Table 2 shows the mean scores and standard deviations for the affective scales at baseline and posttreatment in the depressed sample. Absolute changes in affective measures over time were tested using dependent t-tests. In the comparisons of pre- and posttreatment measures (concerning IPANAT NA, IPANAT PA, PANAS NA state, PANAS PA state, PANAS NA trait, PANAS PA trait, and BDI-II), we applied a Bonferroni correction for multiple comparisons to reduce the likelihood of type I error. Specifically, we divided the threshold of p < 0.05 by the number of critical tests (i.e., 7), resulting in a corrected threshold of p < 0.0071 (two-tailed). Depressive symptoms and explicit trait NA scores (but not explicit state NA) were significantly reduced at posttreatment (see Table 2). Moreover, significant increases in explicit positive affectivity could be observed. With respect to the IPANAT scales, a significant increase in implicit PA was revealed, whereas implicit NA did not significantly change over time (see Table 2).

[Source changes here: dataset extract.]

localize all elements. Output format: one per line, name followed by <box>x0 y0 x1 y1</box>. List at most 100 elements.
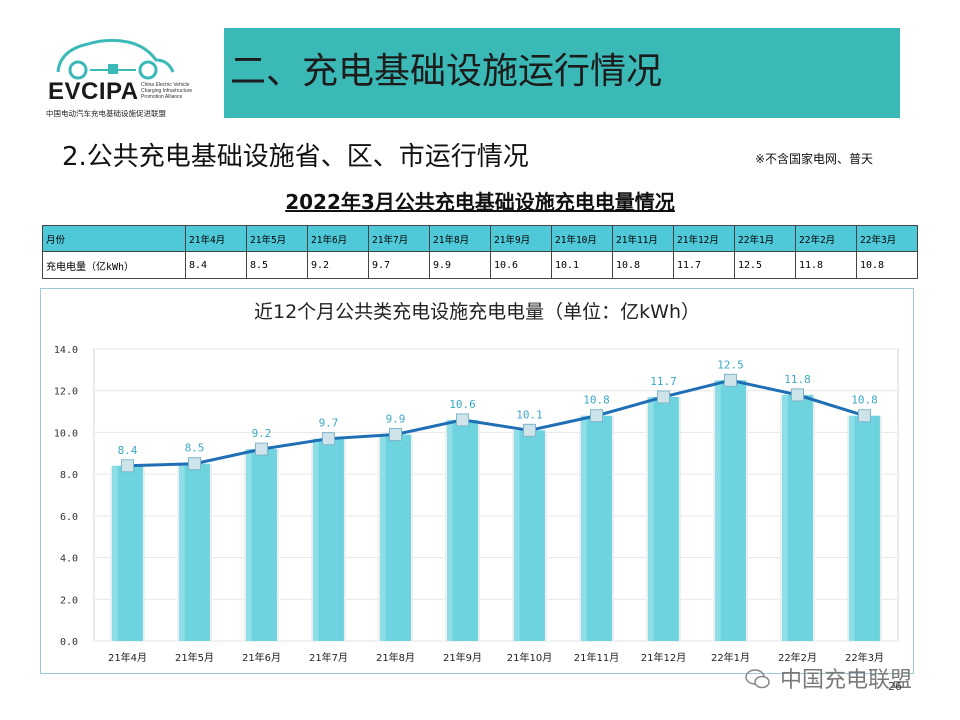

In the following explorative comparisons between patients with and without comorbidity and between medicated and unmedicated patients, a conventional statistical significance threshold of p < 0.05 was maintained. Patients with and without comorbidity both showed significant increases in implicit PA over time (2.14 (SD: 0.40) vs. 2.40 (SD: 0.42); t(24) = 2.73; p < .05 and 1.84 (SD: 0.39) vs. 2.28 (SD: 0.64); t(12) = 2.85; p < .05), but for both groups, no significant changes in implicit NA were observed. Moreover, both medicated and unmedicated depressed patients exhibited significant increases in implicit PA over time (1.94 (SD: 0.43) vs. 2.32 (SD: 0.56); t(26) = 3.45; p < .01 and 2.26 (SD: 0.33) vs. 2.44 (SD: 0.29); t(11) = 2.36; p < .05); for both groups, no significant changes in implicit NA were found.

At posttreatment, depressed patients had higher mean values in all explicit and implicit PA scales than in NA scales (PANAS state: t(37) = 3.76; p < .001; PANAS trait: t(37) = 3.07; p < .01; IPANAT: t(37) = 5.24; p < .001). These findings suggest a restored prevalence of positive mood, as could be observed in healthy controls.

In the control subjects, implicit PA was correlated with explicit positive state and trait affect (r = .33, p < .05; r = .48, p < .01), but implicit NA was not significantly related to explicit negative state or trait affect.

At baseline, there were significant correlations of implicit PA with explicit positive state and trait affect (r = .37, p < .05; r = .47, p < .01) and of implicit NA with explicit negative state and trait affect (r = .53, p < .01; r = .34, p < .05) in the patient sample. At posttreatment, implicit PA was again correlated with explicit positive state and trait affect (r = .42 and .46, ps < .01), but implicit NA was not found to be correlated with explicit negative state or trait affect.